Um, there’s actual video showing Bush throwing up? As it turns out, there is.

And by the way, there’s no judgment here. We’ve written about everything from Larry King passing gas on air and a journo popping a zit at a party to females showing ample amounts of cleavage and breasts on TV. Suffice it say, BuzzFeed can write about the Speaker’s alleged boogers if they want to and there won’t be any ethical bitching from us.

And yet we couldn’t help but wonder, is this, in part, the psychological result of our miniscule attention spans and around-the-clock reporting? That we now require boogers to grab our collective attention?

“Poking fun at people in power has always been been part of political journalism,” Coppins told FishbowlDC when asked to comment on the matter. “Dead-tree newspapers used to do it with political cartoons; now the internet does it with GIFs and memes. What actually struck me most about this State of the Union was how many other news sites were competing with us on that front. A year ago, we would have been the only ones GIFing Marco Rubio’s reach for the water bottle; this year we were racing with The Atlantic‘s Twitter feed.”

But some journalists thought BuzzFeed had slipped beneath themselves. “That’s certainly a headline you don’t see every day,” said a longtime Washington editor who preferred to remain anonymous. “But regardless, this is over the line.
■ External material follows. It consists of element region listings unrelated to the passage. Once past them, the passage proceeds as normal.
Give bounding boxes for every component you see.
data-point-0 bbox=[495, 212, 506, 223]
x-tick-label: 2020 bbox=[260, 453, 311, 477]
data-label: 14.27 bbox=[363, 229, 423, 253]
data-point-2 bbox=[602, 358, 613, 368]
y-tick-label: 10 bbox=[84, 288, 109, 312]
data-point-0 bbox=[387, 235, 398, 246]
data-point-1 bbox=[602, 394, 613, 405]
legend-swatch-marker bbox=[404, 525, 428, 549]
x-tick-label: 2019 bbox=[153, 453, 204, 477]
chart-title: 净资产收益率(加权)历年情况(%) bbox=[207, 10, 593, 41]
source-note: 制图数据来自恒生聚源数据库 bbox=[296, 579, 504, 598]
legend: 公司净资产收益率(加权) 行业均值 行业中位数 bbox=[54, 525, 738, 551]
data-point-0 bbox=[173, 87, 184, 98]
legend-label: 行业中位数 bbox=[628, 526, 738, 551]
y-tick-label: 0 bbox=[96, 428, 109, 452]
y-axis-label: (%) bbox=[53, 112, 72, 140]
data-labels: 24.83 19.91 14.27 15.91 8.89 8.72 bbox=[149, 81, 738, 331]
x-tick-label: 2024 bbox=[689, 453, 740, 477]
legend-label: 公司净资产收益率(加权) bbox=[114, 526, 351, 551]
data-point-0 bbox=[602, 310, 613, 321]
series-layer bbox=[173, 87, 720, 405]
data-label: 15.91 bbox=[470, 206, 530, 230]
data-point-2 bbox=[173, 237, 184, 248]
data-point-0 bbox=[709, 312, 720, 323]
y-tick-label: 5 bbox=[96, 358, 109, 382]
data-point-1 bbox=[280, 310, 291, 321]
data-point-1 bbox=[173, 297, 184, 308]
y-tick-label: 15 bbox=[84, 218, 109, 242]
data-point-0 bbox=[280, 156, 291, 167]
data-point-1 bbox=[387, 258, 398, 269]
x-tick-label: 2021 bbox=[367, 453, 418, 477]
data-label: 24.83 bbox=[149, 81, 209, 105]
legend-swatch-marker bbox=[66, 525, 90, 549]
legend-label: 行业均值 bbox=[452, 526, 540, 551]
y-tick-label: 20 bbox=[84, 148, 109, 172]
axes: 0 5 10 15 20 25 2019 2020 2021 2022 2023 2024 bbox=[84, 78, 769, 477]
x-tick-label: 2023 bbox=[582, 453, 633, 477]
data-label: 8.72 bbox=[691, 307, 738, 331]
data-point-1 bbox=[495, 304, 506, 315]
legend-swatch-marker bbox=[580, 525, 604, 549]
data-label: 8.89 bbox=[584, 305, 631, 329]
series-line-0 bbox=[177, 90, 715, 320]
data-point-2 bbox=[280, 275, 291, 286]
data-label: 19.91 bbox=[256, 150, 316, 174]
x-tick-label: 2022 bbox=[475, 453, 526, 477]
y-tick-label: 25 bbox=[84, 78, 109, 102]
A classic example of something that gets hits, but is in poor taste. The post appeals to the 10-year-old in all of us, and that’s not a good thing. BuzzFeed is better than this.”

A cable news insider agreed, saying, “I think it’s a tacky and juvenile post that undermines the legitimacy of BuzzFeed’s actual reporting and the journalism industry as a whole.  If that’s what it takes to grab eyeballs these days, I need to start looking into a new profession.”

The Washington Examiner‘s Executive Editor Stephen Smith took a more seasoned, business-minded approach, saying, “Schoolboy humor aimed at BuzzFeed’s demographic, but not appropriate for mature audiences.” And PBS Political Director Christina Bellantoni cautioned against reading too much into GIFs. “It’s BuzzFeed doing what it does well, but I would say that GIFS are a little misleading,” she said. “If it was video you’d have a better sense of how quickly this supposed peek actually happened. Perhaps it’s a teaching moment like Sebelius’ elbow?” (During a White House presser with Health and Human Services Sec. Kathleen Sebelius, NBC’s Chuck Todd sneezed, causing her to teach him how to properly sneeze into his elbow so as to not spread germs.)